Tapi, di antara jeda tersebut bisa jadi kita terkena Covid-19. Dengan demikian, mereka yang kena Covid-19 harus menunggu 3 bulan untuk mendapatkan vaksin keduanya.
Juru Bicara Vaksinasi Covid-19 Kementerian Kesehatan, dr. Siti Nadia Tarmizi berpesan kepada masyarakat yang terlambat mendapat vaksin dosis kedua, agar tetap mendapatkan suntikan kedua saat sudah memungkinkan.
"Anda tetap harus mendapatkan dosis kedua vaksin, walau misalnya dosis pertama vaksin Sinovac sudah tiga bulan yang lalu," jelas dia.
Lebih lanjut, terkait antibodi yang didapatkan, Perhimpunan Dokter Spesialis Penyakit Dalam Indonesia (PAPDI) menyatakan, penelitian tentang perpanjangan interval vaksinasi tidak menunjukkan perbedaan yang signifikan pada titer antibodi akhir orang yang divaksin.

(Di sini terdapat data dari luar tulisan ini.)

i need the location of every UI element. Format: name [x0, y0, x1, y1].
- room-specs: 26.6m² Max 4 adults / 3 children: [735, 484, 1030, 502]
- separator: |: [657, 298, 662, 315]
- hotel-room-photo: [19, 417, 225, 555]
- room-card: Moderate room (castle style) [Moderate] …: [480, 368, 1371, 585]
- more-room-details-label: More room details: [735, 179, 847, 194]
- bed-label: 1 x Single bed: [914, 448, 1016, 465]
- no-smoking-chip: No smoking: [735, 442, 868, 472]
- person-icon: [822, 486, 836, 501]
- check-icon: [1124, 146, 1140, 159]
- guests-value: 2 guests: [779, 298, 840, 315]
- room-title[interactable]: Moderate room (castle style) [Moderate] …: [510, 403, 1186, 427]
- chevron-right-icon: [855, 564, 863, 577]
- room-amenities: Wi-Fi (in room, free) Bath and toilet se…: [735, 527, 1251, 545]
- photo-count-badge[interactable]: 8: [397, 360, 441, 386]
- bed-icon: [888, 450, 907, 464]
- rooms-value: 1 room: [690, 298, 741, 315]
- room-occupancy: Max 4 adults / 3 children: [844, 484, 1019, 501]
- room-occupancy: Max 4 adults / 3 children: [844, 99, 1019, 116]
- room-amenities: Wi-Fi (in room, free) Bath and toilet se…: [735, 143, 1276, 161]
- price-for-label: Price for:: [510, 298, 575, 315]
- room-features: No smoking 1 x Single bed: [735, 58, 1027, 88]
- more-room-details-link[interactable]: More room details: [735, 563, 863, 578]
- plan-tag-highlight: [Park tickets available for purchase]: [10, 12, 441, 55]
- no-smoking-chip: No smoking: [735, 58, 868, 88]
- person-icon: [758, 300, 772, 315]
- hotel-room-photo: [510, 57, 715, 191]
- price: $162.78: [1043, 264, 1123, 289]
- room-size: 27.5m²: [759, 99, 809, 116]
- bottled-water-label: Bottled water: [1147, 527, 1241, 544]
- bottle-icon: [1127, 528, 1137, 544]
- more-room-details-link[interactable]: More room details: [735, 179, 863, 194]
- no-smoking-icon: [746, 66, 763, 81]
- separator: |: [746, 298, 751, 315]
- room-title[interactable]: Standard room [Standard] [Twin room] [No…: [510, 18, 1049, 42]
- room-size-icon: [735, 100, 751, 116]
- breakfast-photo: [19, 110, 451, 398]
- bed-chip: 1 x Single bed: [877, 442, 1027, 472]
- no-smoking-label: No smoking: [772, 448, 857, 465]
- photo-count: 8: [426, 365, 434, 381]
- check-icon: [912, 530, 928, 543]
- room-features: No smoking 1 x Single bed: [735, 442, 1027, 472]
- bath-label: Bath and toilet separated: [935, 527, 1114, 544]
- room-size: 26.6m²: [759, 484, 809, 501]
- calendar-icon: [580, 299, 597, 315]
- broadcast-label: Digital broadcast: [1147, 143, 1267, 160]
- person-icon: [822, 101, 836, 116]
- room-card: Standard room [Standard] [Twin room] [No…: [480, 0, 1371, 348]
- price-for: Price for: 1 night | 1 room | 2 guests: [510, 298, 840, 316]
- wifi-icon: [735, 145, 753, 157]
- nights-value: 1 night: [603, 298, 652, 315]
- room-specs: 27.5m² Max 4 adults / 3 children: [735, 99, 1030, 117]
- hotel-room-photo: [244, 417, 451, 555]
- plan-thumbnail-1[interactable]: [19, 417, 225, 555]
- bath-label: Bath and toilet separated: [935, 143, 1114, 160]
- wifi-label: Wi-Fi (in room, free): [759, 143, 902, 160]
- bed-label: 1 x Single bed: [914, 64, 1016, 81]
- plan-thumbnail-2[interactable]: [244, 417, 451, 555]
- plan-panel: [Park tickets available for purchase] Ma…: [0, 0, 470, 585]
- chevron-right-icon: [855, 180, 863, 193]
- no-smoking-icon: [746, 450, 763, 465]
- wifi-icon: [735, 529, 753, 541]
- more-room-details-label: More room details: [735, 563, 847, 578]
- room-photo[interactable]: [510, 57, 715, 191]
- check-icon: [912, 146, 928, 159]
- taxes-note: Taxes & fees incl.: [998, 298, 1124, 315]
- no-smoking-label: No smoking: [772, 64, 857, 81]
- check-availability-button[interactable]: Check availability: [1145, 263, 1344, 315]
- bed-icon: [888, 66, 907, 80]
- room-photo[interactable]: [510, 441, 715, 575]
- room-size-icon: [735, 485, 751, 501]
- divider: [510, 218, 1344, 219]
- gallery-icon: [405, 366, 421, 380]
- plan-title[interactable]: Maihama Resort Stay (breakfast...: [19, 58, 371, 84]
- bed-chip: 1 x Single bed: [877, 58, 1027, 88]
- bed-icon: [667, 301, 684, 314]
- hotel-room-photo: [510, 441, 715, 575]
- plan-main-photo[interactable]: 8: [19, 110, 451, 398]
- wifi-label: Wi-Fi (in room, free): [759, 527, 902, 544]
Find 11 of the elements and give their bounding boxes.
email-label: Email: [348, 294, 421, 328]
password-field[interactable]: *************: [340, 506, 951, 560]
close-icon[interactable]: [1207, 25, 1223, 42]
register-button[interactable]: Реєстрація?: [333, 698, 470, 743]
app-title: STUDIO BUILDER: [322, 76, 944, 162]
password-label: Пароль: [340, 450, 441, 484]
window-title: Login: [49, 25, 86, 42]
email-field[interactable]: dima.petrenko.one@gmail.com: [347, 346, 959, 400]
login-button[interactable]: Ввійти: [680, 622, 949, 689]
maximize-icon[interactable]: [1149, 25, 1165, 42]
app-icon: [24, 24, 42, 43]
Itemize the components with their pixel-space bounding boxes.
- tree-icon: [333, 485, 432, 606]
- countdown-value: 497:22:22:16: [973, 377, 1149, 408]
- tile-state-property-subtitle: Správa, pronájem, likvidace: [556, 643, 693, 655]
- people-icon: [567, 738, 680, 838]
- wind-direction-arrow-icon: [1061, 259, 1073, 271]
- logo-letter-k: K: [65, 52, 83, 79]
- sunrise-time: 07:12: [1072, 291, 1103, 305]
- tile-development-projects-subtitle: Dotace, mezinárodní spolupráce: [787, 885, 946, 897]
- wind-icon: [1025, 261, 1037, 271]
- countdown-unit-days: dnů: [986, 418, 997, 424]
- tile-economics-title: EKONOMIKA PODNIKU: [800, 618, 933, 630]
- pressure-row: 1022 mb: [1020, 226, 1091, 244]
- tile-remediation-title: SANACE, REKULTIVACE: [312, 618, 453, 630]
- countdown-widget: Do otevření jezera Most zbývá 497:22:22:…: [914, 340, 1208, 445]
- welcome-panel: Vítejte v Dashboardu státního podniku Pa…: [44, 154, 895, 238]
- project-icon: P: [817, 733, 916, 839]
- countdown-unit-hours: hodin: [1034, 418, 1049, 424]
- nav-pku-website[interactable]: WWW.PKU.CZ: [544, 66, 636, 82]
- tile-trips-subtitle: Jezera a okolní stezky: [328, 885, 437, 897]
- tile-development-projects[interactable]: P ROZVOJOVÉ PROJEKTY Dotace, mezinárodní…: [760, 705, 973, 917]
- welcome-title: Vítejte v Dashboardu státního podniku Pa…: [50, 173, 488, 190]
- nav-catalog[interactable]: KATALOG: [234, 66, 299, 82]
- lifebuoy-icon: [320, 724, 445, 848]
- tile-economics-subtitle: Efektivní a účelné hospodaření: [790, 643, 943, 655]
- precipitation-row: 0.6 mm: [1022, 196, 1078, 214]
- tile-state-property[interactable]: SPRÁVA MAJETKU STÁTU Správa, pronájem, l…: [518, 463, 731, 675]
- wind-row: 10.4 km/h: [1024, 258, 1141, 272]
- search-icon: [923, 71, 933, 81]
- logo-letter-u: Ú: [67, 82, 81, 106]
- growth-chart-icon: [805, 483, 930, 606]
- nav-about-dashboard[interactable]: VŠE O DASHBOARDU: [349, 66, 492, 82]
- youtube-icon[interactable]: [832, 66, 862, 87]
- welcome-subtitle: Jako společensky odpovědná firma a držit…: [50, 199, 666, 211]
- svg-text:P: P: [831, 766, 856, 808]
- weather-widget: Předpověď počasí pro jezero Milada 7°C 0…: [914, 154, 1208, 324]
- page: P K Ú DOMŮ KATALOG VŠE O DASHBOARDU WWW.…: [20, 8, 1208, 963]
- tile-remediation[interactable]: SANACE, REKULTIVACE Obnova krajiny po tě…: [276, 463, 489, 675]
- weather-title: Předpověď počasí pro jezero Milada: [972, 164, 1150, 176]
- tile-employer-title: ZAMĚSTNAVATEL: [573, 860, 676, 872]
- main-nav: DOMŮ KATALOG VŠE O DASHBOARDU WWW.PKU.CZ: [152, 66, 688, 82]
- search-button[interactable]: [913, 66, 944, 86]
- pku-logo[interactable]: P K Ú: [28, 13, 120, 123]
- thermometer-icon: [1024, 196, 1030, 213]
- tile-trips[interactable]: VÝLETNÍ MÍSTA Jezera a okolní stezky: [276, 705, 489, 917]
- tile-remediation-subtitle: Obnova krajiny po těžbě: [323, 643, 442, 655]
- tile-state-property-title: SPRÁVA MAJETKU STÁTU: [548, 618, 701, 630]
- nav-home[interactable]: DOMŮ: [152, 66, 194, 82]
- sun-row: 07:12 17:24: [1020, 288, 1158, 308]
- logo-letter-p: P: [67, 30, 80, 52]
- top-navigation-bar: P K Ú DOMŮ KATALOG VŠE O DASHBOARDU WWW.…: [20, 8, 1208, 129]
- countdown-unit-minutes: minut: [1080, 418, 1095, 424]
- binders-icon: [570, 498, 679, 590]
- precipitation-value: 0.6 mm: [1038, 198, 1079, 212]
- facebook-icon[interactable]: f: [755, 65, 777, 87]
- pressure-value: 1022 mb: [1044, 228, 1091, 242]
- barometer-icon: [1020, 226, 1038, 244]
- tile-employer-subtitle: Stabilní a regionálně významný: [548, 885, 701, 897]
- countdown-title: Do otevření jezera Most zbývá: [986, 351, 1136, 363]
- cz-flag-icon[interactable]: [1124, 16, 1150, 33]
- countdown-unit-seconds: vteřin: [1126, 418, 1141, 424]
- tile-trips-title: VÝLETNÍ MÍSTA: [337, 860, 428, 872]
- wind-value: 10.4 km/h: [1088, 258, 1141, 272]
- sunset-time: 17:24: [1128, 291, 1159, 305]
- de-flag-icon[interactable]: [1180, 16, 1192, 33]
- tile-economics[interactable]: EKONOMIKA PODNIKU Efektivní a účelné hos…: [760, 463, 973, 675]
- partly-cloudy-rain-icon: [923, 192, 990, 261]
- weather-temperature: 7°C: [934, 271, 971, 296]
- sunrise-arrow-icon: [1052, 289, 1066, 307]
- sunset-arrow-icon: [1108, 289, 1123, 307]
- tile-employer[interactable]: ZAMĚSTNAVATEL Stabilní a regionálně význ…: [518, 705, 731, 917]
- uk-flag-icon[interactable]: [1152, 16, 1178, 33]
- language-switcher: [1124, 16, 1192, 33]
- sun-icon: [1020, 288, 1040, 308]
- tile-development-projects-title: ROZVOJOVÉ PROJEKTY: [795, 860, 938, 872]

Menurut PAPDI, seseorang tidak perlu memulai ulang dosis vaksin atau menambahkan dosis gara-gara interval yang diperpanjang.
Berbicara soal interval antara dosis pertama dan kedua, ada perbedaan sesuai jenis vaksinnya. Vaksin Sinovac misalnya, diberikan 2 dosis dengan interval 2-4 minggu antara dosis pertama dan kedua.
Organisasi Kesehatan Dunia (WHO) menyatakan, bila dosis kedua diberikan tertunda lebih dari 4 minggu, maka harus vaksin diberikan secepatnya bila sudah memungkinkan. Anda pun tak perlu mengulang dosis pertama bila mendapatkan dosis kedua kurang dari 2 pekan setelah dosis pertama.
Uji coba fase 3 besar di Brazil menunjukkan, dua dosis vaksin Sinovac yang diberikan dengan selang waktu 14 hari, memiliki kemanjuran 51 persen terhadap infeksi SARS-CoV-2 yang bergejala, 100 persen terhadap Covid-19 yang parah dan 100 persen terhadap rawat inap mulai 14 hari setelah menerima dosis kedua.
Vaksin lainnya, yakni AstraZeneca perlu diberikan dua dosis dengan interval 8-12 minggu antara dosis pertama dan kedua. Vaksin ini memiliki efikasi 63,09 persen terhadap infeksi SARS-CoV-2 yang simptomatik atau bergejala. Interval dosis yang lebih lama asalkan dalam rentang 8-12 minggu dikaitkan dengan kemanjuran vaksin yang lebih besar.
Sementara Sinopharm, interval 3-4 minggu antara dosis pertama dan kedua. Jika dosis kedua diberikan kurang dari 3 minggu setelah dosis pertama, dosis tidak perlu diulang. Jika pemberian dosis kedua tertunda lebih dari 4 minggu, maka vaksin harus diberikan pada kesempatan secepatnya.